Because all current bots loose much more equity on checker play than on cube decisions I concentrate on checker play.
With the AI from 2006 BGBlitz was already very strong albeit probably maybe 10-15 rating points weaker than GnuBG and maybe 5-10 to Snowie (if at all). Both values are in my opinion upper bounds. E.g. a 4 ply analyze by GnuBG from the Amsterdam matches showed a much smaller difference (2-5 IIRC).
The recent AI from BGBlitz version 2.6 is a measurable improvement. I don't believe that anyone can currently seriously judge the strength or even quantify it in rating points. To answer the question one had to play a long seriers of matches. Torsten Schoop had done this with 2-3 computers for about half a year (with the old AI of BGBlitz) (1000 25pt matches) and the only statistical significant result was that Jellyfish plays weaker than the three others, although GnuBG was close to statistical significance being the best). There has been unfortunately some quirks in it (BGBlitz had an error in Postcraford games, GnuBG used a lousy MET, Snowie beavered sometimes ???)
Albert Silver wrote:
As to measuring them, unless you play hundreds or thousands of matches, AND factor out the variance on every roll, you will never really know since the universe required is simply too big.
I guess one can do it, but it requires 1-4 years computing time I guess.
5000 7 point matches would give some indications.
Albert Silver wrote:
I conducted such an experiment (multi-ply analysis in 7-point matches) between GNU 0.14 and Snowie 4, with analysis by Joern Thyssen (who did the variance analysis), and GNU came out a fraction ahead (think 30 Elo at best),
I doubt that it is so much.
Albert Silver wrote:but it isn't so simple.

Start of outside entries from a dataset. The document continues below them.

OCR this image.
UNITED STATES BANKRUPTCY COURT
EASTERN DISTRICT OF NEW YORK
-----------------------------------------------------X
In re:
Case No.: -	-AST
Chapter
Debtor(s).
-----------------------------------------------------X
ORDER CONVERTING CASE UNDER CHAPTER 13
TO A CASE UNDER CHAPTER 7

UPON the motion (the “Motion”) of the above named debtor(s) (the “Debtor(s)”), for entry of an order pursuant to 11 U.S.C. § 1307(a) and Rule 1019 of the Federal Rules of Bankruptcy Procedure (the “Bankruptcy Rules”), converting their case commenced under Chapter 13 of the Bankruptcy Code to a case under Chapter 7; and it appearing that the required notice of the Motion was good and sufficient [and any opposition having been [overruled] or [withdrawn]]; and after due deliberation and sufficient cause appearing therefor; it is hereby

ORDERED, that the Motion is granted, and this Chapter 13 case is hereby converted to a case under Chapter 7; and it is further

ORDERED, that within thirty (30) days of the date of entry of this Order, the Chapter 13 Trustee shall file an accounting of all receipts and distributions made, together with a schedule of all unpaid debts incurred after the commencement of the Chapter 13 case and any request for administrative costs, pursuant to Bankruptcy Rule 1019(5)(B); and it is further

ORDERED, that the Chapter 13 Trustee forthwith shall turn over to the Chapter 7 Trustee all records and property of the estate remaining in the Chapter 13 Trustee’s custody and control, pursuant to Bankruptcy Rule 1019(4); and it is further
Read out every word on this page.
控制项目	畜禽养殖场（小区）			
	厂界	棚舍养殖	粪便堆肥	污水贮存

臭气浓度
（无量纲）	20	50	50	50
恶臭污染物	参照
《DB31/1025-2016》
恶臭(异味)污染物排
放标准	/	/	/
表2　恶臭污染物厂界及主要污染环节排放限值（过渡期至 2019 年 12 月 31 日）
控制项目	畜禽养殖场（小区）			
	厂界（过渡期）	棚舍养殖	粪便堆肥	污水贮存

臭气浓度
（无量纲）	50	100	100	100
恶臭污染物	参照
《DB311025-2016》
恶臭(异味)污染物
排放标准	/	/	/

For example, Snowie conducts prime vs prime games a bit better, and cubes point games better, whereas GNU is much better in races (near perfect), and doesn't suffer from Snowie's bearoff cube issues. A needlessly technical commentary, but the point is that they both have their strengths and weaknesses. For the price and features, there is no comparison however...
That's the point! Each bot currently has blind spots and taking any bots analysis as gospel is misleading. Each bot has it's strength and weaknesses. Too bad that we have just so few AI and only BGBlitz AI seems to develop further....